L’idea di fondo che il PdF porta avanti è che ogni figlio rappresenta una ricchezza e la mamma che decide di dedicarsi alla famiglia, non è una donna di serie B. Svolge, al contrario, “un lavoro utile per la società, 24 ore su 24, 365 giorni l’anno”. Ma le novità non finiscono qui: i 96 000 euro guadagnati in 8 anni sono rinnovabili con la nascita di un secondo figlio; con più di tre figli a carico o con figlio disabile, l’indennità (non sottoponibile a detrazione fiscale) diventerà vitalizia.
Come può una proposta come il Reddito di Maternità, prevenire fenomeni di violenza al femminile?

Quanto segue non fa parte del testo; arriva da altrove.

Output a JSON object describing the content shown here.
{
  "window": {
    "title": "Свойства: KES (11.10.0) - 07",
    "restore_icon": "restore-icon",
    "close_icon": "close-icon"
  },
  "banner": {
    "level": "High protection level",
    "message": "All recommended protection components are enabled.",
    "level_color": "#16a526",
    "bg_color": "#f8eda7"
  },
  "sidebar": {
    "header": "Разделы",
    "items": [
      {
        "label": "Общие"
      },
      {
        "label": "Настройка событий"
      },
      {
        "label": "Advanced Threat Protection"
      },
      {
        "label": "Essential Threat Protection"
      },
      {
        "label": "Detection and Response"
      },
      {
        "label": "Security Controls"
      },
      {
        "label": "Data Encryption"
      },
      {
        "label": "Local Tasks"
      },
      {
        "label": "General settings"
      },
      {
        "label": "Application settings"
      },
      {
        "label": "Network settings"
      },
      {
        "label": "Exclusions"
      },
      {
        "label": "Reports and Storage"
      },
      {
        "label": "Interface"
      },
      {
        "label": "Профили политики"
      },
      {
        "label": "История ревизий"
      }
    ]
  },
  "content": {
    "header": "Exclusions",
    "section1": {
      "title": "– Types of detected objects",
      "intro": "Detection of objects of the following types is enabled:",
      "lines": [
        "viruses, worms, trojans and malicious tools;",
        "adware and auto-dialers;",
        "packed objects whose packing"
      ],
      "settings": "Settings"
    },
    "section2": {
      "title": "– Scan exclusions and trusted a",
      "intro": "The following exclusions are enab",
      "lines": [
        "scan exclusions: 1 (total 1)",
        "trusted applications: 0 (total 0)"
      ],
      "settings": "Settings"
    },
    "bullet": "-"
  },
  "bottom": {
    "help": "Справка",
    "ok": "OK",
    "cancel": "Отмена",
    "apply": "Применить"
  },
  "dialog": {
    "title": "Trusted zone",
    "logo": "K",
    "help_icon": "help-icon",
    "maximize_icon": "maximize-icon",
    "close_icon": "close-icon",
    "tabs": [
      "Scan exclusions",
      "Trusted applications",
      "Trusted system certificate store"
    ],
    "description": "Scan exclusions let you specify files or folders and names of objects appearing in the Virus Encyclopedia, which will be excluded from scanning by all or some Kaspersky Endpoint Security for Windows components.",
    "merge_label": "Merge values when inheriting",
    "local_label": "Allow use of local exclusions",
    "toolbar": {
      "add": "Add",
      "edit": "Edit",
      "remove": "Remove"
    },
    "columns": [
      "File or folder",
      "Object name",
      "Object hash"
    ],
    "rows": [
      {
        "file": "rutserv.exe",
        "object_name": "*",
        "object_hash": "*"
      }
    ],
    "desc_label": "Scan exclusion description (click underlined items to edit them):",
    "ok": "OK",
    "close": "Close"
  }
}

Secondo il fondatore del PdF la misura è pensata per mettere al centro la donna madre, offrendo soluzione a quelle situazioni economiche “border line” che sono tra i motivi più frequenti del contendere tra coniugi. A 500 metri dal Campidoglio, da dove è partita la raccolta firme, Adinolfi è tornato a puntare il dito contro la sindaca: «la giunta capitolina si è resa protagonista di una serie di interventi contro la vita e contro la famiglia. Spero che la donna Virginia Raggi ragioni sull’opportunità del Reddito di Maternità ma ho paura che il politico Raggi non lo farà»

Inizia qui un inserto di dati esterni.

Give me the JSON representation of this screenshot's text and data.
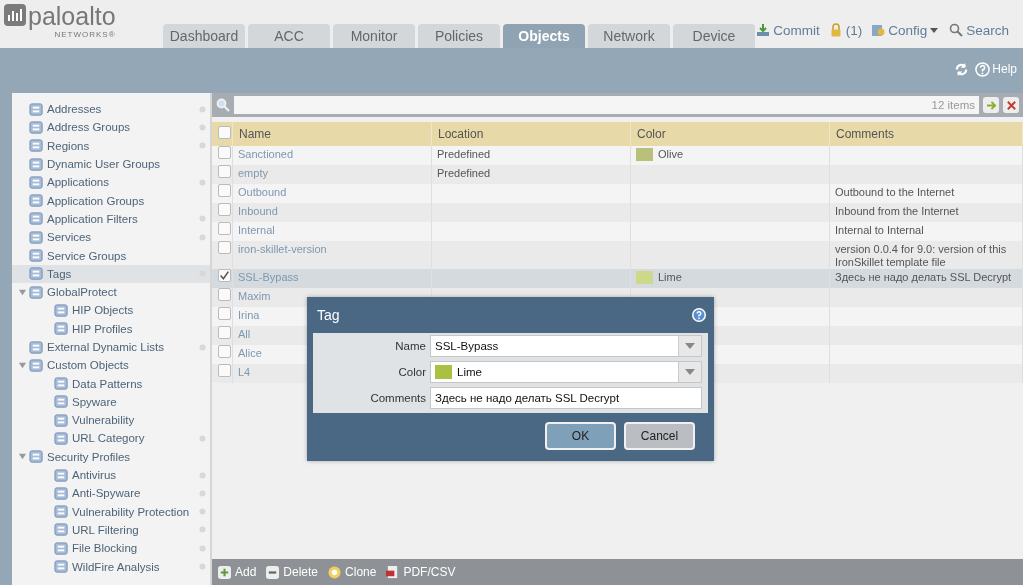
{
  "logo": {
    "name": "paloalto",
    "sub": "NETWORKS®"
  },
  "tabs": [
    {
      "label": "Dashboard",
      "selected": false
    },
    {
      "label": "ACC",
      "selected": false
    },
    {
      "label": "Monitor",
      "selected": false
    },
    {
      "label": "Policies",
      "selected": false
    },
    {
      "label": "Objects",
      "selected": true
    },
    {
      "label": "Network",
      "selected": false
    },
    {
      "label": "Device",
      "selected": false
    }
  ],
  "top_actions": {
    "commit": "Commit",
    "lock_count": "(1)",
    "config": "Config",
    "search": "Search"
  },
  "help": "Help",
  "sidebar": {
    "items": [
      {
        "label": "Addresses",
        "dot": true,
        "selected": false
      },
      {
        "label": "Address Groups",
        "dot": true,
        "selected": false
      },
      {
        "label": "Regions",
        "dot": true,
        "selected": false
      },
      {
        "label": "Dynamic User Groups",
        "dot": false,
        "selected": false
      },
      {
        "label": "Applications",
        "dot": true,
        "selected": false
      },
      {
        "label": "Application Groups",
        "dot": false,
        "selected": false
      },
      {
        "label": "Application Filters",
        "dot": true,
        "selected": false
      },
      {
        "label": "Services",
        "dot": true,
        "selected": false
      },
      {
        "label": "Service Groups",
        "dot": false,
        "selected": false
      },
      {
        "label": "Tags",
        "dot": true,
        "selected": true
      },
      {
        "label": "GlobalProtect",
        "dot": false,
        "selected": false,
        "expanded": true,
        "children": [
          {
            "label": "HIP Objects",
            "dot": false,
            "selected": false
          },
          {
            "label": "HIP Profiles",
            "dot": false,
            "selected": false
          }
        ]
      },
      {
        "label": "External Dynamic Lists",
        "dot": true,
        "selected": false
      },
      {
        "label": "Custom Objects",
        "dot": false,
        "selected": false,
        "expanded": true,
        "children": [
          {
            "label": "Data Patterns",
            "dot": false,
            "selected": false
          },
          {
            "label": "Spyware",
            "dot": false,
            "selected": false
          },
          {
            "label": "Vulnerability",
            "dot": false,
            "selected": false
          },
          {
            "label": "URL Category",
            "dot": true,
            "selected": false
          }
        ]
      },
      {
        "label": "Security Profiles",
        "dot": false,
        "selected": false,
        "expanded": true,
        "children": [
          {
            "label": "Antivirus",
            "dot": true,
            "selected": false
          },
          {
            "label": "Anti-Spyware",
            "dot": true,
            "selected": false
          },
          {
            "label": "Vulnerability Protection",
            "dot": true,
            "selected": false
          },
          {
            "label": "URL Filtering",
            "dot": true,
            "selected": false
          },
          {
            "label": "File Blocking",
            "dot": true,
            "selected": false
          },
          {
            "label": "WildFire Analysis",
            "dot": true,
            "selected": false
          }
        ]
      }
    ]
  },
  "filter": {
    "count": "12 items"
  },
  "table": {
    "all_checked": false,
    "columns": [
      "Name",
      "Location",
      "Color",
      "Comments"
    ],
    "rows": [
      {
        "name": "Sanctioned",
        "location": "Predefined",
        "color_name": "Olive",
        "color": "#b8c07a",
        "comments": "",
        "checked": false,
        "selected": false
      },
      {
        "name": "empty",
        "location": "Predefined",
        "color_name": "",
        "comments": "",
        "checked": false,
        "selected": false
      },
      {
        "name": "Outbound",
        "location": "",
        "color_name": "",
        "comments": "Outbound to the Internet",
        "checked": false,
        "selected": false
      },
      {
        "name": "Inbound",
        "location": "",
        "color_name": "",
        "comments": "Inbound from the Internet",
        "checked": false,
        "selected": false
      },
      {
        "name": "Internal",
        "location": "",
        "color_name": "",
        "comments": "Internal to Internal",
        "checked": false,
        "selected": false
      },
      {
        "name": "iron-skillet-version",
        "location": "",
        "color_name": "",
        "comments": "version 0.0.4 for 9.0: version of this IronSkillet template file",
        "checked": false,
        "selected": false
      },
      {
        "name": "SSL-Bypass",
        "location": "",
        "color_name": "Lime",
        "color": "#cdd98a",
        "comments": "Здесь не надо делать SSL Decrypt",
        "checked": true,
        "selected": true
      },
      {
        "name": "Maxim",
        "location": "",
        "color_name": "",
        "comments": "",
        "checked": false,
        "selected": false
      },
      {
        "name": "Irina",
        "location": "",
        "color_name": "",
        "comments": "",
        "checked": false,
        "selected": false
      },
      {
        "name": "All",
        "location": "",
        "color_name": "",
        "comments": "",
        "checked": false,
        "selected": false
      },
      {
        "name": "Alice",
        "location": "",
        "color_name": "",
        "comments": "",
        "checked": false,
        "selected": false
      },
      {
        "name": "L4",
        "location": "",
        "color_name": "",
        "comments": "",
        "checked": false,
        "selected": false
      }
    ]
  },
  "footer_actions": [
    {
      "label": "Add",
      "kind": "add"
    },
    {
      "label": "Delete",
      "kind": "delete"
    },
    {
      "label": "Clone",
      "kind": "clone"
    },
    {
      "label": "PDF/CSV",
      "kind": "pdf"
    }
  ],
  "dialog": {
    "title": "Tag",
    "fields": [
      {
        "label": "Name",
        "value": "SSL-Bypass",
        "kind": "combo"
      },
      {
        "label": "Color",
        "value": "Lime",
        "color": "#a9c040",
        "kind": "color"
      },
      {
        "label": "Comments",
        "value": "Здесь не надо делать SSL Decrypt",
        "kind": "text"
      }
    ],
    "buttons": [
      {
        "label": "OK",
        "kind": "primary"
      },
      {
        "label": "Cancel",
        "kind": "secondary"
      }
    ]
  }
}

Sulla stessa linea anche Silvio Rossi, presidente del Circolo PdF del III Municipio di Roma:«Il reddito di cittadinanza è un aiuto che sa tanto di misura propagandistica, di soldi dati senza tanti criteri, di un impegno economico enorme a fronte di risultati attesi davvero scarsi. Il reddito di Maternità costa infinitamente meno, ha un impianto valoriale e comunque rilancerà l’economia».
La proposta però fa storcere il naso a molti. La prima obiezione è sulle coperture economiche. Adinolfi ha spiegato che il Reddito di Maternità, a differenza di quello di Cittadinanza che si rivolge a 6,5 milioni di persone in stato di povertà assoluta, sarà destinato a una platea ristretta: «Purtroppo, come ci dicono i dati Istat, le mamme che fanno un figlio in un anno sono poco più di 350mila. Molte di queste mamme lavorano, quelle che non lavorano potranno accedere al reddito di maternità. Il costo è una inezia, si aggira a un miliardo l’anno. Si potrà arrivare a 3 miliardi l’anno quando il provvedimento andrà a regime». Di fatti, però, il numero delle richiedenti – in vista del lauto contributo mensile – non solo non è prevedibile ma è destinato a salire.

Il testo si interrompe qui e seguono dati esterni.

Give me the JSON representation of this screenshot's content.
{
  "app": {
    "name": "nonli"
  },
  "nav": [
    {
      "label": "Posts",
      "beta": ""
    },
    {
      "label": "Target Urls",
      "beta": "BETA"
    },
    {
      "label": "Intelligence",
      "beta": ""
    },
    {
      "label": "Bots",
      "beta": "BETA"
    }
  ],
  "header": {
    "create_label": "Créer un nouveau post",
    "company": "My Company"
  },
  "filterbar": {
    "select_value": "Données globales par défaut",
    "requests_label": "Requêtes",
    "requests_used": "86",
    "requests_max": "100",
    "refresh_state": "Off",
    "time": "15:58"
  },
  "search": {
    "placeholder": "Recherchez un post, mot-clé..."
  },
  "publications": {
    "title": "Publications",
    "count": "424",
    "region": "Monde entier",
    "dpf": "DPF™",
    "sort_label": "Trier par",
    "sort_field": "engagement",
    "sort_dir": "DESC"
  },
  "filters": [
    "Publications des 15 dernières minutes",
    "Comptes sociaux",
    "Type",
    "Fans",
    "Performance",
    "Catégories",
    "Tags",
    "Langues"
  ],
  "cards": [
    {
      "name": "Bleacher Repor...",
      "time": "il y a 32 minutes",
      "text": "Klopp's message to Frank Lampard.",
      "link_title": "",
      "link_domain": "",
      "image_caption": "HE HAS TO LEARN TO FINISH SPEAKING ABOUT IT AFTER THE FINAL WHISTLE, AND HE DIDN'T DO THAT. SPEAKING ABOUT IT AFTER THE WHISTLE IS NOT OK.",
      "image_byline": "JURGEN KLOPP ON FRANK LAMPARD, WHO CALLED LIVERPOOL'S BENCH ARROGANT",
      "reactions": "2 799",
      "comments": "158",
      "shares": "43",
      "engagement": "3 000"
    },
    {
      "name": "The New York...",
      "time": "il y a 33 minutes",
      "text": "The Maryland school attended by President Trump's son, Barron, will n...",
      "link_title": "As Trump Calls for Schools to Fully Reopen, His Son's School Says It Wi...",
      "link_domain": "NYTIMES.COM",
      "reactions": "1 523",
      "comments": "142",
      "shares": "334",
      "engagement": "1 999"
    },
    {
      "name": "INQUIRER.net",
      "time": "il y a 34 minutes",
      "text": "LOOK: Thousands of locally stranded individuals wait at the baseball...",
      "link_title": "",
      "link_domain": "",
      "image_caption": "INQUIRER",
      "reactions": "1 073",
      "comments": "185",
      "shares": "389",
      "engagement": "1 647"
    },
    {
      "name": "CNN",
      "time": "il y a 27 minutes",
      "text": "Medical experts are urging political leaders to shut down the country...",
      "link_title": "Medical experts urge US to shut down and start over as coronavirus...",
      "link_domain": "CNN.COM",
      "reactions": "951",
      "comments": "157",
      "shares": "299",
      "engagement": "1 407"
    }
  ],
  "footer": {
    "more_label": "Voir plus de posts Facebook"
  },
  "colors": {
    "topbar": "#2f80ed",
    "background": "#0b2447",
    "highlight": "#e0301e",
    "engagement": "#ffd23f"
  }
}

Nonostante sia destinato a donne sposate e non (compromesso necessario per non sfiorare l’incostituzionalità) – il Reddito di Maternità, baluardo della atavica e oggi anacronistica concezione della donna come “angelo del focolare domestico”, pare ignorare una realtà ben più complessa nei fatti. Che ne sarà – ad esempio – di tutti quei padri di famiglia che si occupano dei propri figli e che spinti da ragioni economiche abbiano bisogno del reddito? Perché questo “diritto” all’avanguardia – come è stato definito – è concesso alle donne ma non agli uomini?